He caught the boy roughly by the arm, jerked rather than led him across the street, and thrust him bodily among a crowd of astonished clerks who stood at the door of a clothing-house.
“Take this young vagrant and put him into new boots, with woolen socks, some kind of a gray jacket and trowsers, and a hat that’s fit for a civilized age.”
Seeing that Redfield was really in earnest, the proprietor obeyed the order promptly, and in half an hour the boy reappeared, rather red, a little uncertain, but decidedly altered for the better.
“Now go,” cried the cynic, with a smile, and a shake of his hand, “and thank your stars the fool-killer did not come along before you.”
“Nineteen dollars and a half! Bless me! what am I coming to? It may be laying up treasures in heaven; but, by Jove, I had rather see it than hear tell of it.”
The Refrain.
It certainly was the dreariest 24th of December an unhappy boy ever had the misery of witnessing. In a vain endeavor to get up an excitement, I expended my last fire-cracker; but the continuous drizzle drowned out every one.

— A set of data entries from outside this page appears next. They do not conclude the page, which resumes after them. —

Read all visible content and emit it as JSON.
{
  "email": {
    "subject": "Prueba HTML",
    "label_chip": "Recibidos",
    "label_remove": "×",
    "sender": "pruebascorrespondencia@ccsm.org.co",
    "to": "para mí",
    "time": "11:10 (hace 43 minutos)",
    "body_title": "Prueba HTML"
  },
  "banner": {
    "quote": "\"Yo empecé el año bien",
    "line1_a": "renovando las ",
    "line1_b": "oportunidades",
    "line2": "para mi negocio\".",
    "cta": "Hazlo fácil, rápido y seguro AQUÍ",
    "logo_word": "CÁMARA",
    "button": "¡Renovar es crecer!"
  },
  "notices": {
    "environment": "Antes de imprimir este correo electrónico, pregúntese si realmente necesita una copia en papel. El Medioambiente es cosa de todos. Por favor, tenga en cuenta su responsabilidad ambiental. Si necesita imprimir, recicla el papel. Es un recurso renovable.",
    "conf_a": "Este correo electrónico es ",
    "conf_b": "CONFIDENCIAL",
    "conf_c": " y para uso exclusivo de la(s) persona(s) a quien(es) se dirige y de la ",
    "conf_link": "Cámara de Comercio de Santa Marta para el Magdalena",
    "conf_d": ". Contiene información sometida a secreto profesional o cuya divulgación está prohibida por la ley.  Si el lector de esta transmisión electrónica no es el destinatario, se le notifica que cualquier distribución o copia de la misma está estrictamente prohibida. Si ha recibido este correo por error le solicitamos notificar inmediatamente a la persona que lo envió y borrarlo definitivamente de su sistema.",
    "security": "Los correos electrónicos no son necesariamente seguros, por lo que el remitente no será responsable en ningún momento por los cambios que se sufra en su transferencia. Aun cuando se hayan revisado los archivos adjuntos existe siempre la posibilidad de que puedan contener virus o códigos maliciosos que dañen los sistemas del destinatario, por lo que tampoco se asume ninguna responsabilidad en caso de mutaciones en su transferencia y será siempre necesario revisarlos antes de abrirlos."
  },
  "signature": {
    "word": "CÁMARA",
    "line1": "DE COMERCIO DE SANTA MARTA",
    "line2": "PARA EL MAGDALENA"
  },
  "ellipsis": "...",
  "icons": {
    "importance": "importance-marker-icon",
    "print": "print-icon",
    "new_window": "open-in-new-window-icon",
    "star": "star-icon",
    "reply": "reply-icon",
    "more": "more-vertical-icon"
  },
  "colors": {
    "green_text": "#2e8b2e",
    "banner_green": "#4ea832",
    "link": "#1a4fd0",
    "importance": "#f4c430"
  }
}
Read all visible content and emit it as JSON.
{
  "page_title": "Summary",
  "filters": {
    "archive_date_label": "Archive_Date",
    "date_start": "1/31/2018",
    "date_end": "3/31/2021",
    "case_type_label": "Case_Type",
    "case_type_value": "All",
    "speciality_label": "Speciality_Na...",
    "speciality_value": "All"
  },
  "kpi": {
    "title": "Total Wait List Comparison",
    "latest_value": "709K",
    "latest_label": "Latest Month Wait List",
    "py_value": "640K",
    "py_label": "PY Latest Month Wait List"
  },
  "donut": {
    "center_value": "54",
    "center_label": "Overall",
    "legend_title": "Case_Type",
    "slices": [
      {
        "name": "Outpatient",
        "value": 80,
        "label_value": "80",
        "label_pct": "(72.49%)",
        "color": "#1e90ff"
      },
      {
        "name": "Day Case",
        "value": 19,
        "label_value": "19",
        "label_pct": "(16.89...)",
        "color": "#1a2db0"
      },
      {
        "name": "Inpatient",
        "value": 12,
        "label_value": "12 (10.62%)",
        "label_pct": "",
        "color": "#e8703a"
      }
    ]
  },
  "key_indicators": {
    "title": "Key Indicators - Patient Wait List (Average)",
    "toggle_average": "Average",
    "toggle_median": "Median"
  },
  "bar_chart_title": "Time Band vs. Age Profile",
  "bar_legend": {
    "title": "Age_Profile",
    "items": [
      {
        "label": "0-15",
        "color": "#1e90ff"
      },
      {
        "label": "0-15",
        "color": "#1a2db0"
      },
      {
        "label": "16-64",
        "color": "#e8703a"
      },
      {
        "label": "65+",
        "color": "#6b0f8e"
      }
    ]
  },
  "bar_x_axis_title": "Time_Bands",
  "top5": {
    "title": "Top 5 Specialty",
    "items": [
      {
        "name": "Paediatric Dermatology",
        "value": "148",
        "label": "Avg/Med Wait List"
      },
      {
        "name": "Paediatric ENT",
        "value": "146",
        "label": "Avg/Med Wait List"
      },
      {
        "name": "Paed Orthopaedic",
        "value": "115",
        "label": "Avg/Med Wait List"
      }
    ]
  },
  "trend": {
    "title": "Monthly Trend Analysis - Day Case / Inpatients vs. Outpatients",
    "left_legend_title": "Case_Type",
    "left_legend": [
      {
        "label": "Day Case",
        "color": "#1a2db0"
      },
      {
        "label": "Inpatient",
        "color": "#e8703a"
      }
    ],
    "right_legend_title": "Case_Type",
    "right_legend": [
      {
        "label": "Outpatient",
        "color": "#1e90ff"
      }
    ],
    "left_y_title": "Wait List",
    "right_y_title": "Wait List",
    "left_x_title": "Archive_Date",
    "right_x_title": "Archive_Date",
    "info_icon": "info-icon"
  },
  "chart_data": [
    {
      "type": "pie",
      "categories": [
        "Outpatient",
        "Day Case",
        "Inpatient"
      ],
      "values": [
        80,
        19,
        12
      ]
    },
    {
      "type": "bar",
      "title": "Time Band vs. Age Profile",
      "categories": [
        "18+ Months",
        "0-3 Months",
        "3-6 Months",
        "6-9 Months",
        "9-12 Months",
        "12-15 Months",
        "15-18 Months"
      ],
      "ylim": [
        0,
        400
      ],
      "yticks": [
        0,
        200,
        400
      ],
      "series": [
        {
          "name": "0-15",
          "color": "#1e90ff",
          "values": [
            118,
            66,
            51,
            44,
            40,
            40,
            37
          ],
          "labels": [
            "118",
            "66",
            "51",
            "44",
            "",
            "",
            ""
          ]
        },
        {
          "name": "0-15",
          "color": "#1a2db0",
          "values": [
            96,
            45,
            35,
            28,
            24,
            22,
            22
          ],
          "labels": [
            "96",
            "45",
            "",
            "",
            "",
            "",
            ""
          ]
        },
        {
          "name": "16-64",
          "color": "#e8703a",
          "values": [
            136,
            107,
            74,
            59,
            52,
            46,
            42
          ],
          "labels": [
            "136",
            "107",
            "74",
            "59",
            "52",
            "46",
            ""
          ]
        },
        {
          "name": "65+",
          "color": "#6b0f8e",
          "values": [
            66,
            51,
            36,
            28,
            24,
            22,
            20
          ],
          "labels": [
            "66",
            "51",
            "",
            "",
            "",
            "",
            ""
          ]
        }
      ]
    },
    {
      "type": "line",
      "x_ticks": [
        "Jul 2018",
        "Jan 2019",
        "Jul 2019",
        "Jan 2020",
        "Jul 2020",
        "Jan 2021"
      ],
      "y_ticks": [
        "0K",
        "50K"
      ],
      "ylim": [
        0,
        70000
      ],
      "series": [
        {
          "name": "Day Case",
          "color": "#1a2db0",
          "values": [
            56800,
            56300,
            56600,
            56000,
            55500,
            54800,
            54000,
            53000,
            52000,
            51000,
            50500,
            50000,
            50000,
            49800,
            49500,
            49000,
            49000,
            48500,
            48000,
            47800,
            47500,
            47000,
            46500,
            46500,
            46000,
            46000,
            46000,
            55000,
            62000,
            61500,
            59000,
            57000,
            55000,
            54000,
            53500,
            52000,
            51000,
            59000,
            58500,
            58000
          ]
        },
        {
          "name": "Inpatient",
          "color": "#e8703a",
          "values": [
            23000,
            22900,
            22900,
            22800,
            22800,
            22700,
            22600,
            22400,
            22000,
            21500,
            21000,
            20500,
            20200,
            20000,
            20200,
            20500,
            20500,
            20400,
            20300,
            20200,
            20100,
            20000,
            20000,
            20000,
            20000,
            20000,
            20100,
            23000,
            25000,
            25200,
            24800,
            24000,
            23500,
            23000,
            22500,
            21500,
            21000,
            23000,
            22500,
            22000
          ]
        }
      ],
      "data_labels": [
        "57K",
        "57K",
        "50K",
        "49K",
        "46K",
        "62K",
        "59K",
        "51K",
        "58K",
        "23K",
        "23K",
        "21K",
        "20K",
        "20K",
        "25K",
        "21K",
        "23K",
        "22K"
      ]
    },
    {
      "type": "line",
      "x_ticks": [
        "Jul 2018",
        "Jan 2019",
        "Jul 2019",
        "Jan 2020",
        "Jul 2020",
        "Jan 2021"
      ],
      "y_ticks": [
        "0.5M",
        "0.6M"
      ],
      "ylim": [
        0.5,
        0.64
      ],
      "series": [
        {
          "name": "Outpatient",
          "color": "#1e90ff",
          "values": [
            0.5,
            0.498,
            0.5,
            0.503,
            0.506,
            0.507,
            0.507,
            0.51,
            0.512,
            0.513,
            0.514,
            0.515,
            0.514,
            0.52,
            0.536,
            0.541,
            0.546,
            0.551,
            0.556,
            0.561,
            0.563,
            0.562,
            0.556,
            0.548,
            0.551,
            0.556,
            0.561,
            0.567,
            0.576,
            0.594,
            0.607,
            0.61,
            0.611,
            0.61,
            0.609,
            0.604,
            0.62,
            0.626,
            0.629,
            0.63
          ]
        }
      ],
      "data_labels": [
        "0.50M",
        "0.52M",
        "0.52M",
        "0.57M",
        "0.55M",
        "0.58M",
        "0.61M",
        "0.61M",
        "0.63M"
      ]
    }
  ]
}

It was only four o’clock, and yet the fog hung like a pall over the windows, and the gas-men were lighting the lamps in the street. My mother, and an old schoolmate, Mrs. Mary Morton, adjourned to the privacy of her bedroom; and, a pet navigation enterprise, conducted in the gutter, having resulted in shipwreck and a severe sore throat, I also was permitted to enjoy its cosey quiet. John Redfield came in as the evening advanced. He had been sick; and my mother, wheeling the lounge near the fire, made him lie down and have something warm to drink. He and Mrs. Morton were intimate with the family from my earliest recollection.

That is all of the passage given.